Elles espèrent bénéficier des «retombées» de la victoire remportée par leurs collègues de l’usine Lejaby d’Yssingeaux (Haute-Loire). Pour ne pas être oubliés, les salariés des quatre autres sites du fabricant de lingerie sont venus manifester, hier, devant la préfecture du Rhône. Etaient présents ceux des usines de Bellegarde-sur-Valserine, de Bourg-en-Bresse (Ain) et du Teil (Ardèche), fermées fin 2010, et de Rillieux-la-Pape (Rhône) où 150 emplois sur 250 vont disparaître.
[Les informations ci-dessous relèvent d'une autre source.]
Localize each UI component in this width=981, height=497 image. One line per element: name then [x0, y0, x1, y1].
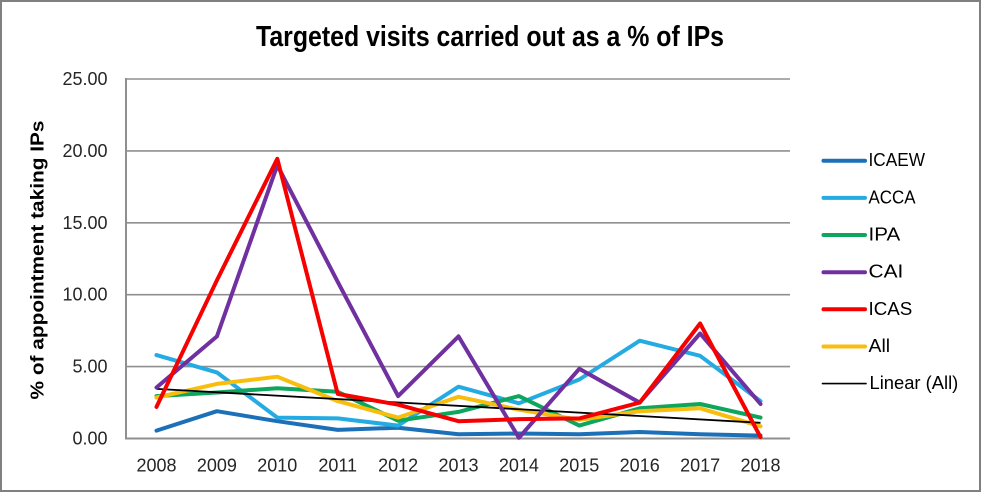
svg-text:2009: 2009 — [197, 456, 237, 476]
svg-text:2018: 2018 — [740, 456, 780, 476]
svg-text:All: All — [869, 335, 891, 356]
svg-text:5.00: 5.00 — [72, 357, 107, 377]
svg-text:2014: 2014 — [499, 456, 539, 476]
svg-text:0.00: 0.00 — [72, 429, 107, 449]
svg-text:2010: 2010 — [257, 456, 297, 476]
svg-text:ICAS: ICAS — [869, 298, 913, 319]
svg-text:20.00: 20.00 — [62, 141, 107, 161]
svg-text:% of appointment taking IPs: % of appointment taking IPs — [28, 121, 48, 400]
svg-text:2015: 2015 — [559, 456, 599, 476]
svg-text:CAI: CAI — [869, 261, 904, 282]
svg-text:2008: 2008 — [136, 456, 176, 476]
svg-text:2011: 2011 — [318, 456, 357, 476]
svg-text:2013: 2013 — [438, 456, 478, 476]
svg-text:25.00: 25.00 — [62, 69, 107, 89]
svg-text:IPA: IPA — [869, 224, 901, 245]
svg-text:10.00: 10.00 — [62, 285, 107, 305]
svg-text:2017: 2017 — [680, 456, 720, 476]
svg-text:2012: 2012 — [378, 456, 418, 476]
svg-text:2016: 2016 — [620, 456, 660, 476]
svg-text:ICAEW: ICAEW — [869, 149, 926, 170]
svg-text:Linear (All): Linear (All) — [870, 372, 959, 393]
svg-text:15.00: 15.00 — [62, 213, 107, 233]
svg-text:ACCA: ACCA — [869, 186, 917, 207]
svg-text:Targeted visits carried out as: Targeted visits carried out as a % of IP… — [256, 21, 724, 53]
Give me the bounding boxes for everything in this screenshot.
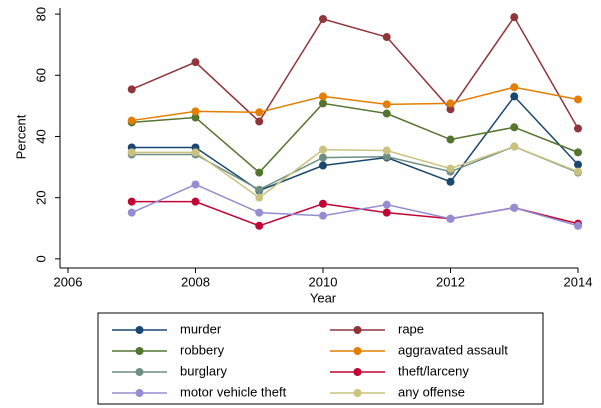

En milieu de matinée, elles sont une centaine - car il s’agit essentiellement de femmes - à attendre dans un froid glacial le résultat de la réunion entre les représentants du personnel et la directrice de cabinet du préfet. Objectif : obtenir que le plan social d’entreprise (PSE) de 2010 soit respecté. Plus d’un an après la fermeture des sites de Bellegarde, Bourg-en-Bresse et du Teil, seuls quelques salariés ont touché une partie des indemnités prévues. Et les représentants du personnel n’ont toujours pas été licenciés, l’inspection du travail s’y étant opposée.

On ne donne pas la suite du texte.